"The American Patriot’s Bible" Review
As I sit here typing on Memorial Day, the relationship between patriotism and religion can’t help but surface in my mind. In a world plagued with religiously mandated murders and ‘holy wars’, religion and patriotism currently exist in an awkward partnership. I myself am increasingly leery anytime I see the flag wed with the Cross. Religion has often been warped in our modern era to support atrocious national agendas, while many churches have a flag in their sanctuary without a crucifix to be seen. With all this said, it is peculiarly interesting that I find myself reviewing “The American Patriot’s Bible” (Thomas Nelson, hardcover, 1,824 pages, $39.99), which was sent to me by the publisher, Thomas Nelson.
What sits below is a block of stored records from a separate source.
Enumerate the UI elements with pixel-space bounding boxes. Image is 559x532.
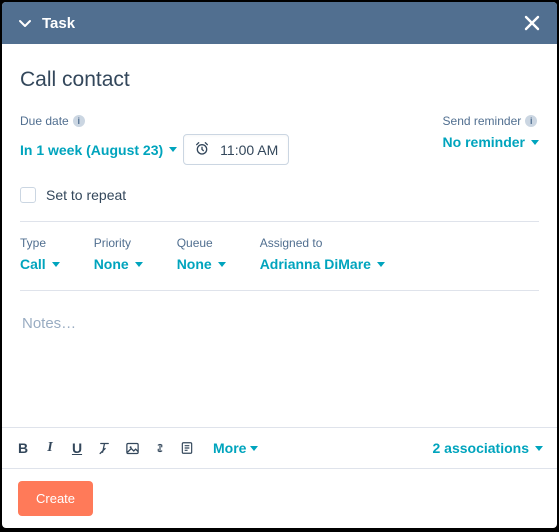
task-panel: Task Due date i In 1 week (August 23) bbox=[2, 2, 557, 528]
divider bbox=[20, 221, 539, 222]
clear-format-button[interactable] bbox=[97, 441, 112, 456]
chevron-down-icon bbox=[531, 140, 539, 145]
chevron-down-icon bbox=[135, 262, 143, 267]
chevron-down-icon bbox=[250, 446, 258, 451]
queue-label: Queue bbox=[177, 236, 226, 250]
create-button[interactable]: Create bbox=[18, 481, 93, 516]
more-dropdown[interactable]: More bbox=[213, 440, 258, 456]
chevron-down-icon bbox=[169, 147, 177, 152]
notes-editor[interactable]: Notes… bbox=[20, 309, 539, 427]
due-date-label: Due date bbox=[20, 114, 69, 128]
repeat-label: Set to repeat bbox=[46, 187, 126, 203]
assigned-dropdown[interactable]: Adrianna DiMare bbox=[260, 256, 385, 272]
italic-button[interactable]: I bbox=[43, 440, 57, 456]
clock-icon bbox=[194, 140, 210, 159]
notes-placeholder: Notes… bbox=[20, 309, 539, 338]
priority-dropdown[interactable]: None bbox=[94, 256, 143, 272]
repeat-checkbox[interactable] bbox=[20, 187, 36, 203]
panel-title: Task bbox=[42, 15, 523, 32]
priority-label: Priority bbox=[94, 236, 143, 250]
due-date-dropdown[interactable]: In 1 week (August 23) bbox=[20, 142, 177, 158]
info-icon[interactable]: i bbox=[525, 115, 537, 127]
image-button[interactable] bbox=[125, 441, 140, 456]
task-title-input[interactable] bbox=[20, 62, 539, 106]
assigned-label: Assigned to bbox=[260, 236, 385, 250]
reminder-label: Send reminder bbox=[443, 114, 522, 128]
reminder-dropdown[interactable]: No reminder bbox=[443, 134, 539, 150]
type-label: Type bbox=[20, 236, 60, 250]
associations-dropdown[interactable]: 2 associations bbox=[433, 440, 544, 456]
queue-dropdown[interactable]: None bbox=[177, 256, 226, 272]
editor-toolbar: B I U More 2 associations bbox=[2, 427, 557, 469]
chevron-down-icon bbox=[218, 262, 226, 267]
close-icon[interactable] bbox=[523, 14, 541, 32]
chevron-down-icon bbox=[52, 262, 60, 267]
panel-footer: Create bbox=[2, 469, 557, 528]
time-input[interactable]: 11:00 AM bbox=[183, 134, 289, 165]
snippet-button[interactable] bbox=[180, 441, 194, 455]
link-button[interactable] bbox=[153, 441, 167, 455]
bold-button[interactable]: B bbox=[16, 440, 30, 456]
type-dropdown[interactable]: Call bbox=[20, 256, 60, 272]
panel-header: Task bbox=[2, 2, 557, 44]
collapse-icon[interactable] bbox=[18, 16, 32, 30]
info-icon[interactable]: i bbox=[73, 115, 85, 127]
chevron-down-icon bbox=[377, 262, 385, 267]
divider bbox=[20, 290, 539, 291]
underline-button[interactable]: U bbox=[70, 440, 84, 456]
chevron-down-icon bbox=[535, 446, 543, 451]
Written in the New King James Translation (NKJV), it is not quite as old-English as the original King James translation, but the readability is still inferior to many other modern translations. Probably the best part of this Bible is it 48 full-color insert pages. These are filled with quotes and stories about how the Bible has been weaved throughout the history of America. It is truly fascinating to see the prominence that God had in the early development of our nation and how our country’s tenants were formed on the foundation of Scripture.
The rest of the Bible is sprinkled with quotes from many American statesmen with varied reputations. Some of these made me feel terribly uncomfortable, such as reading Dick Cheney give a quote on liberty for the story of Joseph in Genesis 37. Likewise, many articles likened the major wars America has fought in with Biblical conflicts. This made me feel somewhat tense and uneasy. Other stories and quotes, including ones from Abraham Lincoln and the Founding Fathers, gave me great hope that one day our country will go back to the roots of our faithful foundation. Overall, I probably wouldn’t recommend this Bible to any of my friends. The marriage of politics and faith has a tainted reputation in the modern world, so I think this specialty Bible will find itself especially unwelcome by many American readers. The stories and background information are very interesting, but I think there are much better Bibles that are untainted with nationalistic pride.